Grad students build ‘recyclable’ laptop

Nov. 8, 2010, 3:04 a.m.
Grad students build ‘recyclable’ laptop
Stanford students co-designed a recyclable laptop. They say it can be disassembled in 30 seconds and in 10 steps. (Courtesy of Aaron Engel-Hall)

A group of mechanical engineering graduate students have created a “recyclable laptop” that can be completely disassembled by hand in under 30 seconds.

As part of a corporate-sponsored design class, Mechanical Engineering 310, “Project Based Design, Engineering and Development,” the Stanford students collaborated with students at Finland’s Aalto University to design and build the “Bloom” prototype laptop over the course of a year.

At the beginning of 2009, Autodesk, the team’s assigned sponsor, asked the students to create a fully recyclable consumer-electronics product using the company’s design software.

After the team decided on a laptop as their product of choice, they set about addressing the ways in which traditional laptops are not eco-friendly. According to team member Aaron Engel-Hall ’09 M.S. ’10, this meant making it easy to remove the “bad apples” — components such as the circuit boards — from the rest of laptop.

“Almost everything in a laptop is theoretically recyclable,” Engel-Hall said. “It’s mostly metal, plastic and glass. The problem is that the metal, plastic and glass are completely integrated [with the rest of the laptop], and we need to separate them before they can be recycled.”

The Bloom can be disassembled by hand in 30 seconds and in 10 steps. A traditional laptop, on the other hand, requires three tools and about 120 steps and can take up to 45 minutes to disassemble.

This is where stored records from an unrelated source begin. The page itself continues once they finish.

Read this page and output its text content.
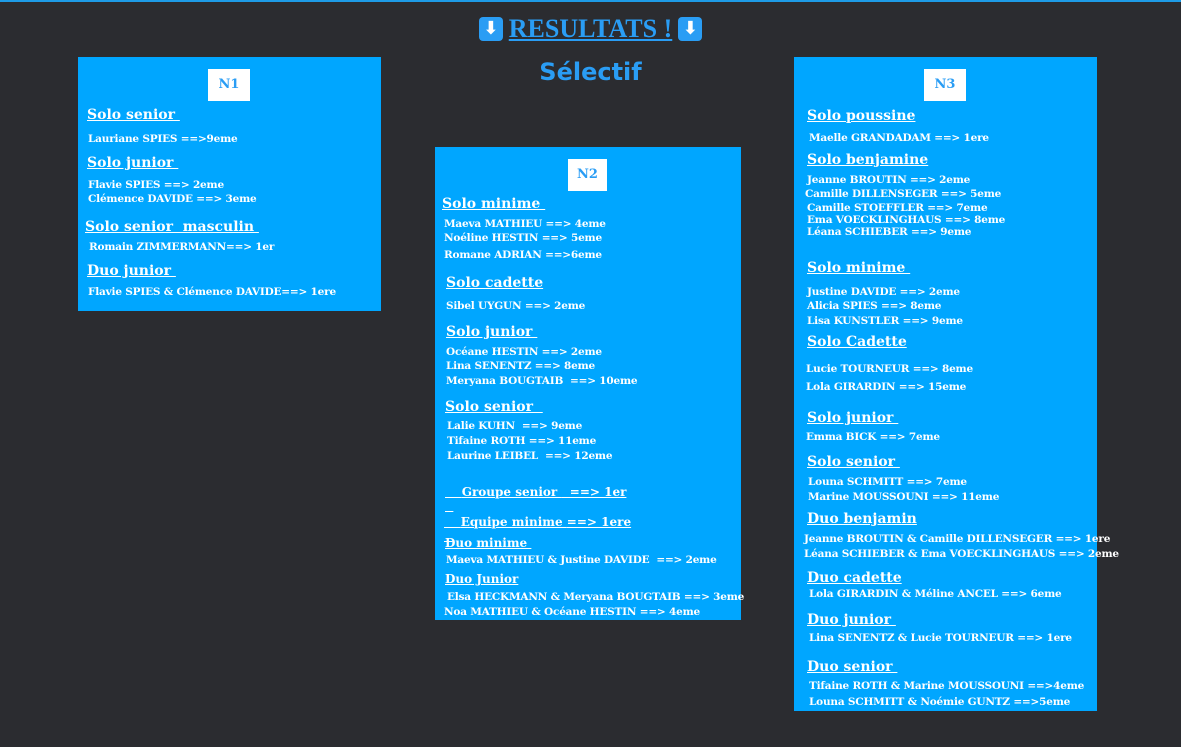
⬇ RESULTATS ! ⬇
Sélectif
N1
Solo senior
Lauriane SPIES ==>9eme
Solo junior
Flavie SPIES ==> 2eme
Clémence DAVIDE ==> 3eme
Solo senior  masculin
Romain ZIMMERMANN==> 1er
Duo junior
Flavie SPIES & Clémence DAVIDE==> 1ere
N2
Solo minime
Maeva MATHIEU ==> 4eme
Noéline HESTIN ==> 5eme
Romane ADRIAN ==>6eme
Solo cadette
Sibel UYGUN ==> 2eme
Solo junior
Océane HESTIN ==> 2eme
Lina SENENTZ ==> 8eme
Meryana BOUGTAIB  ==> 10eme
Solo senior
Lalie KUHN  ==> 9eme
Tifaine ROTH ==> 11eme
Laurine LEIBEL  ==> 12eme

Groupe senior   ==> 1er

Equipe minime ==> 1ere

Duo minime
Maeva MATHIEU & Justine DAVIDE  ==> 2eme
Duo Junior
Elsa HECKMANN & Meryana BOUGTAIB ==> 3eme
Noa MATHIEU & Océane HESTIN ==> 4eme
N3
Solo poussine
Maelle GRANDADAM ==> 1ere
Solo benjamine
Jeanne BROUTIN ==> 2eme
Camille DILLENSEGER ==> 5eme
Camille STOEFFLER ==> 7eme
Ema VOECKLINGHAUS ==> 8eme
Léana SCHIEBER ==> 9eme
Solo minime
Justine DAVIDE ==> 2eme
Alicia SPIES ==> 8eme
Lisa KUNSTLER ==> 9eme
Solo Cadette
Lucie TOURNEUR ==> 8eme
Lola GIRARDIN ==> 15eme
Solo junior
Emma BICK ==> 7eme
Solo senior
Louna SCHMITT ==> 7eme
Marine MOUSSOUNI ==> 11eme
Duo benjamin
Jeanne BROUTIN & Camille DILLENSEGER ==> 1ere
Léana SCHIEBER & Ema VOECKLINGHAUS ==> 2eme
Duo cadette
Lola GIRARDIN & Méline ANCEL ==> 6eme
Duo junior
Lina SENENTZ & Lucie TOURNEUR ==> 1ere
Duo senior
Tifaine ROTH & Marine MOUSSOUNI ==>4eme
Louna SCHMITT & Noémie GUNTZ ==>5eme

Additionally, the Bloom contains an envelope with prepaid postage behind the screen, which customers can use to send circuit boards to a specialized recycling facility.

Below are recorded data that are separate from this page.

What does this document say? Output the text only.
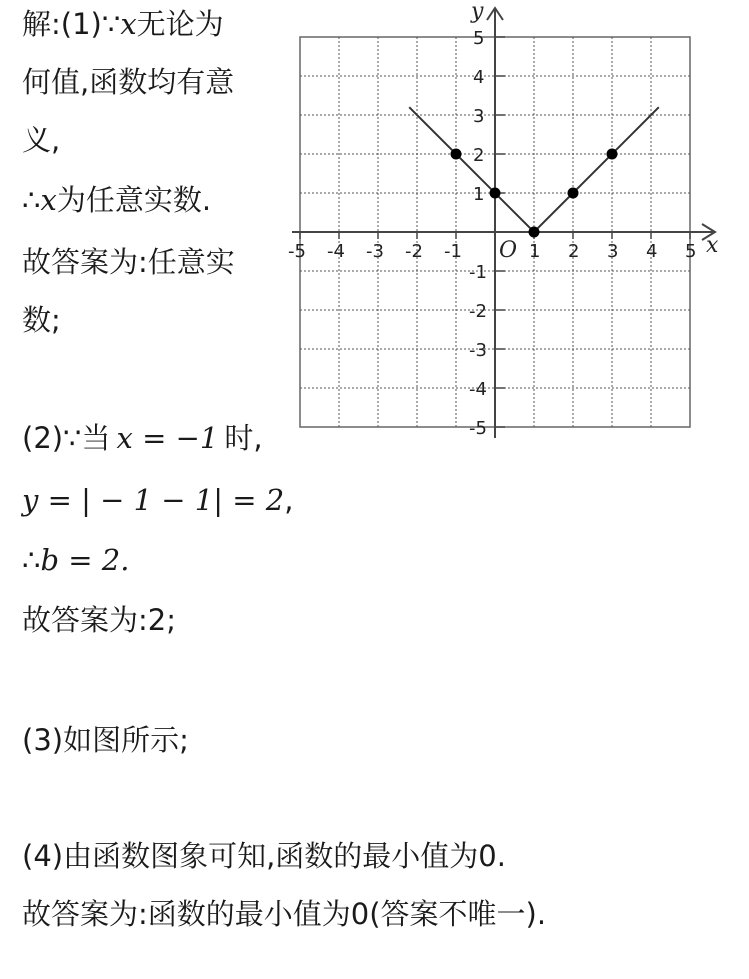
解:(1)∵x无论为
何值,函数均有意
义,
∴x为任意实数.
故答案为:任意实
数;
(2)∵当 x = −1 时,
y = | − 1 − 1| = 2,
∴b = 2.
故答案为:2;
(3)如图所示;
(4)由函数图象可知,函数的最小值为0.
故答案为:函数的最小值为0(答案不唯一).
x
y
-5 -4 -3 -2 -1	1 2 3 4 5
5
4
3
2
1
-1
-2
-3
-4
-5
O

Engel-Hall and his Stanford team members, Rohan Bhobe ’09 M.S. ’09 and Kirstin Gail ’09 M.S. ’09, spent the first six months of the academic year conducting user testing and research to determine why people do not currently recycle their electronics, specifically their laptops, and what would make them more likely to do so. Then they collaborated with four students at Aalto University in Finland on the actual design and construction. Engel-Hall said the 10-hour time difference between California and Finland actually helped the group as they neared their deadline.

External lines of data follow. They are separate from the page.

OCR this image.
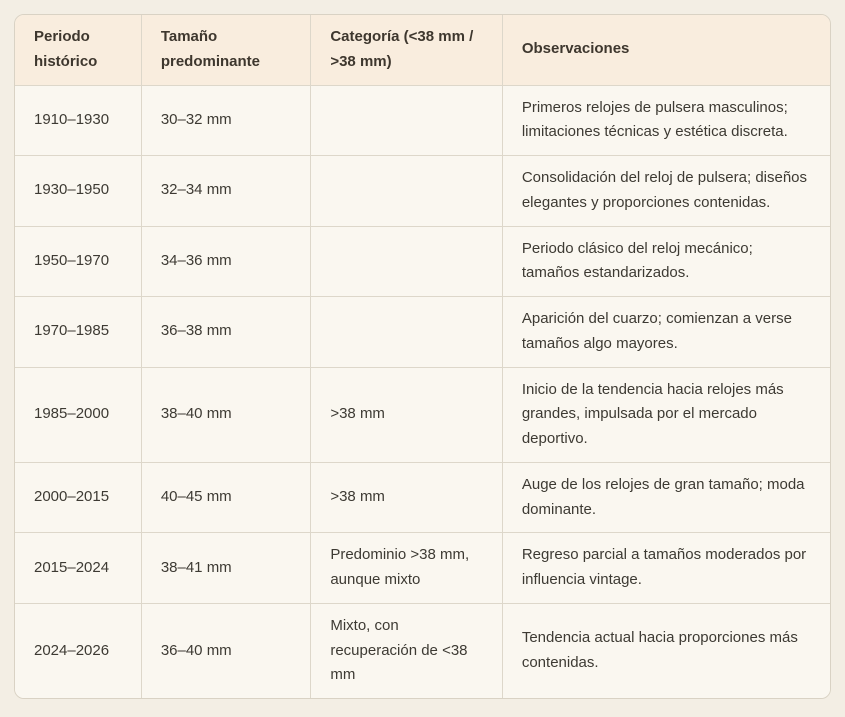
Periodo histórico	Tamaño predominante	Categoría (<38 mm / >38 mm)	Observaciones
1910–1930	30–32 mm		Primeros relojes de pulsera masculinos; limitaciones técnicas y estética discreta.
1930–1950	32–34 mm		Consolidación del reloj de pulsera; diseños elegantes y proporciones contenidas.
1950–1970	34–36 mm		Periodo clásico del reloj mecánico; tamaños estandarizados.
1970–1985	36–38 mm		Aparición del cuarzo; comienzan a verse tamaños algo mayores.
1985–2000	38–40 mm	>38 mm	Inicio de la tendencia hacia relojes más grandes, impulsada por el mercado deportivo.
2000–2015	40–45 mm	>38 mm	Auge de los relojes de gran tamaño; moda dominante.
2015–2024	38–41 mm	Predominio >38 mm, aunque mixto	Regreso parcial a tamaños moderados por influencia vintage.
2024–2026	36–40 mm	Mixto, con recuperación de <38 mm	Tendencia actual hacia proporciones más contenidas.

“We would work around the clock and then, as we were going to bed, they were waking up, and we’d Skype briefly and tell them what needed to be done,” he said.

The Finnish students, in turn, would Skype the Stanford students at the end of their day as the sun was rising on Palo Alto and relay further instructions to them.

The team brainstormed several project ideas before deciding on a recyclable laptop, including toys that can change as children grow older, remote-control explosives and a phone with a bamboo seed that customers can water at the end of the phone’s life. (The seed would then sprout, crack the phone and continue growing out of it.) The team ultimately chose the laptop, said Engel-Hall, in order to generate the widest set of criteria for sustainable design.

“We decided the laptop would be best because it’s so difficult and shares almost all problems of recycling that other electronics have,” he said. “If we can make a laptop recyclable, we can apply those lessons to anything else.”

For their efforts, the team received the award for Autodesk Inventor of the Month. The laptop is still in prototype, or “proof-of-concept,” form and has not been picked up by any laptop manufacturers, although Engel-Hall said the team “might be interested” in developing the technology further at some point.